Scaffolding cooperation in human groups with deep reinforcement learning

Altruism and selfishness are highly transmissible. Either can easily cascade through human communities. Effective approaches to encouraging group cooperation—while also mitigating the risk of spreading defection—are still an open challenge. Here, we apply recent advances in deep reinforcement learning to structure networks of human participants playing a group cooperation game. We leverage deep reinforcement learning and simulation methods to train a "social planner" capable of making recommendations to create or break connections between group members. This social planner learns a strategy from scratch, through repeated trial and error. The strategy that it develops succeeds at encouraging prosociality in networks of human participants (_N_ = 208 participants in 13 sessions) playing the group cooperation game for real monetary stakes.

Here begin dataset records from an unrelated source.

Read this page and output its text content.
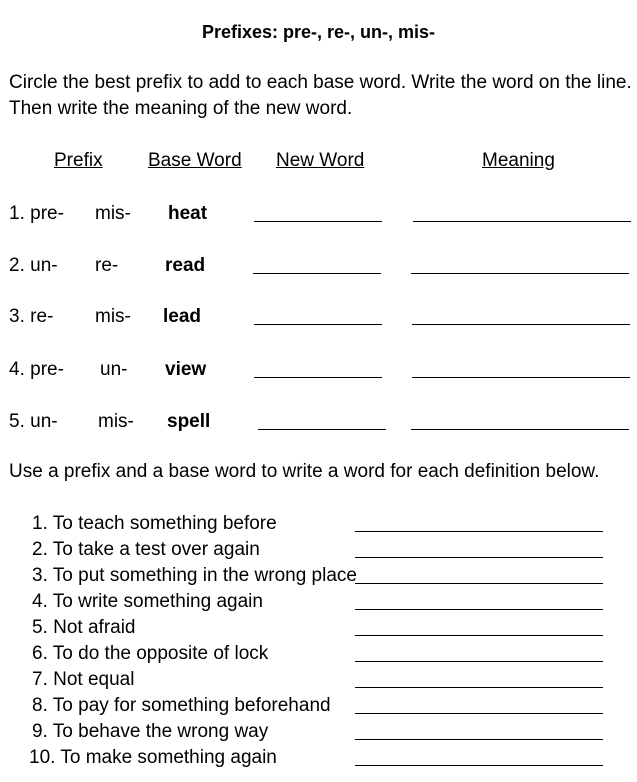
Prefixes: pre-, re-, un-, mis-
Circle the best prefix to add to each base word. Write the word on the line.
Then write the meaning of the new word.
Prefix Base Word New Word	Meaning
1. pre- mis- heat
2. un- re- read
3. re- mis- lead
4. pre- un- view
5. un- mis- spell
Use a prefix and a base word to write a word for each definition below.
1. To teach something before
2. To take a test over again
3. To put something in the wrong place
4. To write something again
5. Not afraid
6. To do the opposite of lock
7. Not equal
8. To pay for something beforehand
9. To behave the wrong way
10. To make something again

Under the social planner, groups finished the game with an average cooperation rate of 77.7%, compared to 42.8% in static networks (_N_ = 176 participants in 11 sessions). In contrast to prior strategies that separate defectors from cooperators (tested here with N = 384 participants in 24 sessions), the social planner learns to take a conciliatory approach to defectors, encouraging them to act prosocially by moving them to small, highly-cooperative neighborhoods. A subsequent validation study (_N_ = 224 participants in 14 sessions) confirms that this encouraging approach can scaffold group cooperation absent the "black box" of deep learning. Deep learning can help explore and identify new approaches to support human cooperation and prosociality.